Quantifying the Idea of Updating beliefs

6 minute read

Everyone has their go-to example to explain Bayesian Updating. Mine’s just a bit… scary!

Each of us holds a set of beliefs that we have developed through our experiences. Every time we have to make a decision, we tend to base it on those belief i.e. our attitude towards the world at that given time. Although the ability to always search for the motivation to change/update self-beliefs are important for us to make a better decision yet human factors like ego, blind superstition, etc comes as a tyrannical force to prevent us from changing or updating our self-beliefs.

Karl Popper refers to this concept of Idea of Falsification which asserts that science progresses by disproving hypotheses rather than proving them definitively. In line with this, we believe that updating our beliefs in light of new evidence is essential for scientific advancement. For instance, our previous view regarding the form of the Earth was that it was flat, but with the advent of new scientific tools, we can today conclude that it is roughly a sphere. And later we updated our beliefs, and maybe in the future from a different dimension (if exists) Earth’s form can be different from the sphere.

Quantifying and Updating Beliefs (Bayesian formula)

\[P(\theta|evidence)=\frac{P(\theta)*P(evidence|\theta)}{P(evidence)}\]

If you peek at the right side of our equation; this side incorporates both our existing beliefs and the likelihood of the evidence (data); \(P(\theta)\) is our existing belief on \(\theta\) which is called a Prior and P(\(evidence|\theta )\) is our likelihood of the evidence. Thus the left side P( \(\theta| evidence\) )is our updated belief on \(\theta\) . For instance, back to the above analogy; \(\theta\) can be the believed form of the Earth today.

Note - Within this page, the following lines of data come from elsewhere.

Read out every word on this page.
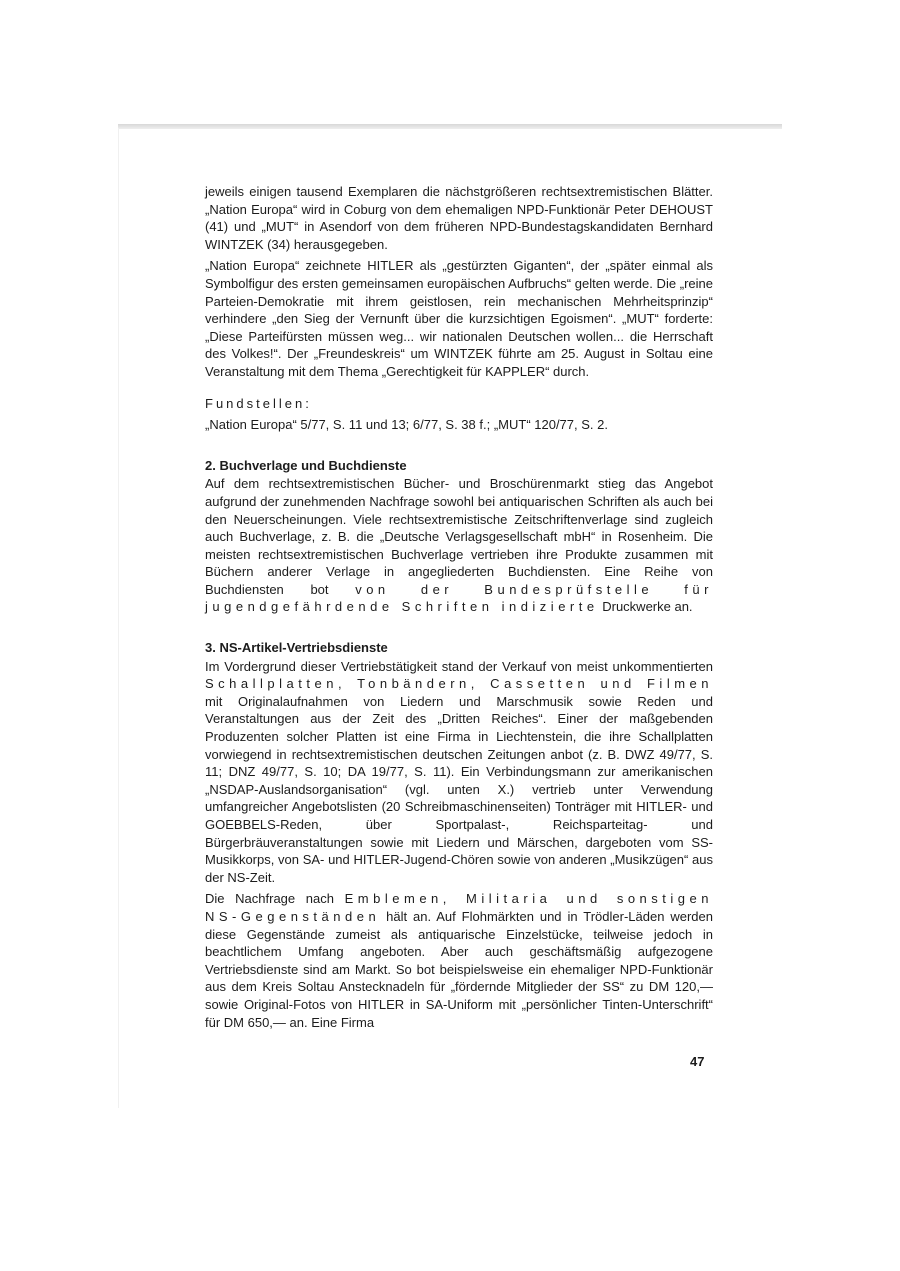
jeweils einigen tausend Exemplaren die nächstgrößeren rechtsextremistischen Blätter. „Nation Europa“ wird in Coburg von dem ehemaligen NPD-Funktionär Peter DEHOUST (41) und „MUT“ in Asendorf von dem früheren NPD-Bundestagskandidaten Bernhard WINTZEK (34) herausgegeben.

„Nation Europa“ zeichnete HITLER als „gestürzten Giganten“, der „später einmal als Symbolfigur des ersten gemeinsamen europäischen Aufbruchs“ gelten werde. Die „reine Parteien-Demokratie mit ihrem geistlosen, rein mechanischen Mehrheitsprinzip“ verhindere „den Sieg der Vernunft über die kurzsichtigen Egoismen“. „MUT“ forderte: „Diese Parteifürsten müssen weg... wir nationalen Deutschen wollen... die Herrschaft des Volkes!“. Der „Freundeskreis“ um WINTZEK führte am 25. August in Soltau eine Veranstaltung mit dem Thema „Gerechtigkeit für KAPPLER“ durch.

Fundstellen:

„Nation Europa“ 5/77, S. 11 und 13; 6/77, S. 38 f.; „MUT“ 120/77, S. 2.

2. Buchverlage und Buchdienste

Auf dem rechtsextremistischen Bücher- und Broschürenmarkt stieg das Angebot aufgrund der zunehmenden Nachfrage sowohl bei antiquarischen Schriften als auch bei den Neuerscheinungen. Viele rechtsextremistische Zeitschriftenverlage sind zugleich auch Buchverlage, z. B. die „Deutsche Verlagsgesellschaft mbH“ in Rosenheim. Die meisten rechtsextremistischen Buchverlage vertrieben ihre Produkte zusammen mit Büchern anderer Verlage in angegliederten Buchdiensten. Eine Reihe von Buchdiensten bot von der Bundesprüfstelle für jugendgefährdende Schriften indizierte Druckwerke an.

3. NS-Artikel-Vertriebsdienste

Im Vordergrund dieser Vertriebstätigkeit stand der Verkauf von meist unkommentierten Schallplatten, Tonbändern, Cassetten und Filmen mit Originalaufnahmen von Liedern und Marschmusik sowie Reden und Veranstaltungen aus der Zeit des „Dritten Reiches“. Einer der maßgebenden Produzenten solcher Platten ist eine Firma in Liechtenstein, die ihre Schallplatten vorwiegend in rechtsextremistischen deutschen Zeitungen anbot (z. B. DWZ 49/77, S. 11; DNZ 49/77, S. 10; DA 19/77, S. 11). Ein Verbindungsmann zur amerikanischen „NSDAP-Auslandsorganisation“ (vgl. unten X.) vertrieb unter Verwendung umfangreicher Angebotslisten (20 Schreibmaschinenseiten) Tonträger mit HITLER- und GOEBBELS-Reden, über Sportpalast-, Reichsparteitag- und Bürgerbräuveranstaltungen sowie mit Liedern und Märschen, dargeboten vom SS-Musikkorps, von SA- und HITLER-Jugend-Chören sowie von anderen „Musikzügen“ aus der NS-Zeit.

Die Nachfrage nach Emblemen, Militaria und sonstigen NS-Gegenständen hält an. Auf Flohmärkten und in Trödler-Läden werden diese Gegenstände zumeist als antiquarische Einzelstücke, teilweise jedoch in beachtlichem Umfang angeboten. Aber auch geschäftsmäßig aufgezogene Vertriebsdienste sind am Markt. So bot beispielsweise ein ehemaliger NPD-Funktionär aus dem Kreis Soltau Anstecknadeln für „fördernde Mitglieder der SS“ zu DM 120,— sowie Original-Fotos von HITLER in SA-Uniform mit „persönlicher Tinten-Unterschrift“ für DM 650,— an. Eine Firma

47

Updating Beliefs about Ghost!! Just a toy example

Scenario

Imagine you’re moving into a new home—this is how the opening scene of many horror films begins. You had some strange experiences and made the decision to keep watch every night for a few days to see what would happen,but how could we reflect these prevailing notions mathematically; Using Bayesian approach, the unknown probability of ghost(p) would be treated as a random variable and given a distribution.Let’s plot some of the Prior beliefs before we discuss its underlying distributions.

Prior distributions visualization for Bayesian updating in marketing and belief analysis

Fig 1: Prior Distributions

The above plots are some of our prior distribution which will be explained below, the shaded region indicates that the mass of probability is in that region.

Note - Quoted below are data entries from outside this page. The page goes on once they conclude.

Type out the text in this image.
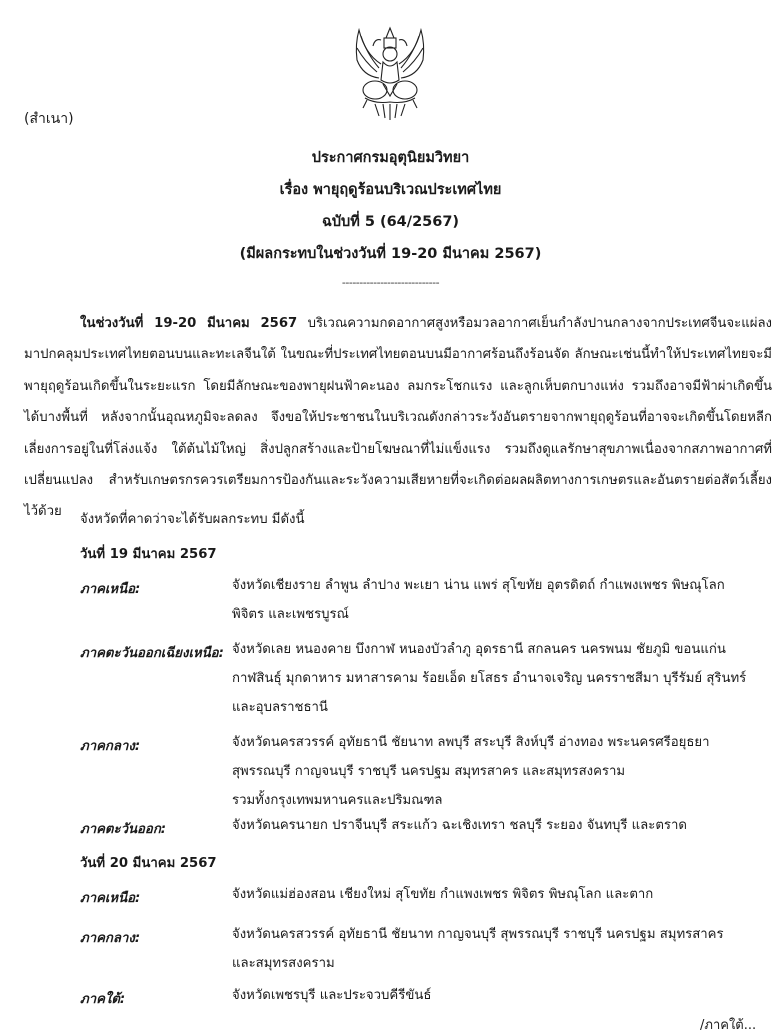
(สำเนา)
ประกาศกรมอุตุนิยมวิทยา
เรื่อง พายุฤดูร้อนบริเวณประเทศไทย
ฉบับที่ 5 (64/2567)
(มีผลกระทบในช่วงวันที่ 19-20 มีนาคม 2567)
----------------------------
ในช่วงวันที่ 19-20 มีนาคม 2567 บริเวณความกดอากาศสูงหรือมวลอากาศเย็นกำลังปานกลางจากประเทศจีนจะแผ่ลงมาปกคลุมประเทศไทยตอนบนและทะเลจีนใต้ ในขณะที่ประเทศไทยตอนบนมีอากาศร้อนถึงร้อนจัด ลักษณะเช่นนี้ทำให้ประเทศไทยจะมีพายุฤดูร้อนเกิดขึ้นในระยะแรก โดยมีลักษณะของพายุฝนฟ้าคะนอง ลมกระโชกแรง และลูกเห็บตกบางแห่ง รวมถึงอาจมีฟ้าผ่าเกิดขึ้นได้บางพื้นที่ หลังจากนั้นอุณหภูมิจะลดลง จึงขอให้ประชาชนในบริเวณดังกล่าวระวังอันตรายจากพายุฤดูร้อนที่อาจจะเกิดขึ้นโดยหลีกเลี่ยงการอยู่ในที่โล่งแจ้ง ใต้ต้นไม้ใหญ่ สิ่งปลูกสร้างและป้ายโฆษณาที่ไม่แข็งแรง รวมถึงดูแลรักษาสุขภาพเนื่องจากสภาพอากาศที่เปลี่ยนแปลง สำหรับเกษตรกรควรเตรียมการป้องกันและระวังความเสียหายที่จะเกิดต่อผลผลิตทางการเกษตรและอันตรายต่อสัตว์เลี้ยงไว้ด้วย
จังหวัดที่คาดว่าจะได้รับผลกระทบ มีดังนี้
วันที่ 19 มีนาคม 2567
ภาคเหนือ:	จังหวัดเชียงราย ลำพูน ลำปาง พะเยา น่าน แพร่ สุโขทัย อุตรดิตถ์ กำแพงเพชร พิษณุโลก
พิจิตร และเพชรบูรณ์
ภาคตะวันออกเฉียงเหนือ: จังหวัดเลย หนองคาย บึงกาฬ หนองบัวลำภู อุดรธานี สกลนคร นครพนม ชัยภูมิ ขอนแก่น
กาฬสินธุ์ มุกดาหาร มหาสารคาม ร้อยเอ็ด ยโสธร อำนาจเจริญ นครราชสีมา บุรีรัมย์ สุรินทร์
และอุบลราชธานี
ภาคกลาง:	จังหวัดนครสวรรค์ อุทัยธานี ชัยนาท ลพบุรี สระบุรี สิงห์บุรี อ่างทอง พระนครศรีอยุธยา
สุพรรณบุรี กาญจนบุรี ราชบุรี นครปฐม สมุทรสาคร และสมุทรสงคราม
รวมทั้งกรุงเทพมหานครและปริมณฑล
ภาคตะวันออก:	จังหวัดนครนายก ปราจีนบุรี สระแก้ว ฉะเชิงเทรา ชลบุรี ระยอง จันทบุรี และตราด
วันที่ 20 มีนาคม 2567
ภาคเหนือ:	จังหวัดแม่ฮ่องสอน เชียงใหม่ สุโขทัย กำแพงเพชร พิจิตร พิษณุโลก และตาก
ภาคกลาง:	จังหวัดนครสวรรค์ อุทัยธานี ชัยนาท กาญจนบุรี สุพรรณบุรี ราชบุรี นครปฐม สมุทรสาคร
และสมุทรสงคราม
ภาคใต้:	จังหวัดเพชรบุรี และประจวบคีรีขันธ์
/ภาคใต้...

The prior shown in Fig 1 (first from the left), where the shaded region is flat across all values from 0 to 1, suggests a complete lack of prior knowledge or awareness of the phenomenon—almost as if I’m new to the planet, having never heard about ghosts. This first prior is neutral, meaning that all probabilities from 0 to 1 are equally likely. However, we can improve upon this assumption. While ignoring scientific information for the fun of this example, most of us hold certain beliefs shaped by watching countless horror movies or hearing ghost stories from our grandmothers. The rest of the priors reflect that most people hold preconceived beliefs about the existence of ghosts.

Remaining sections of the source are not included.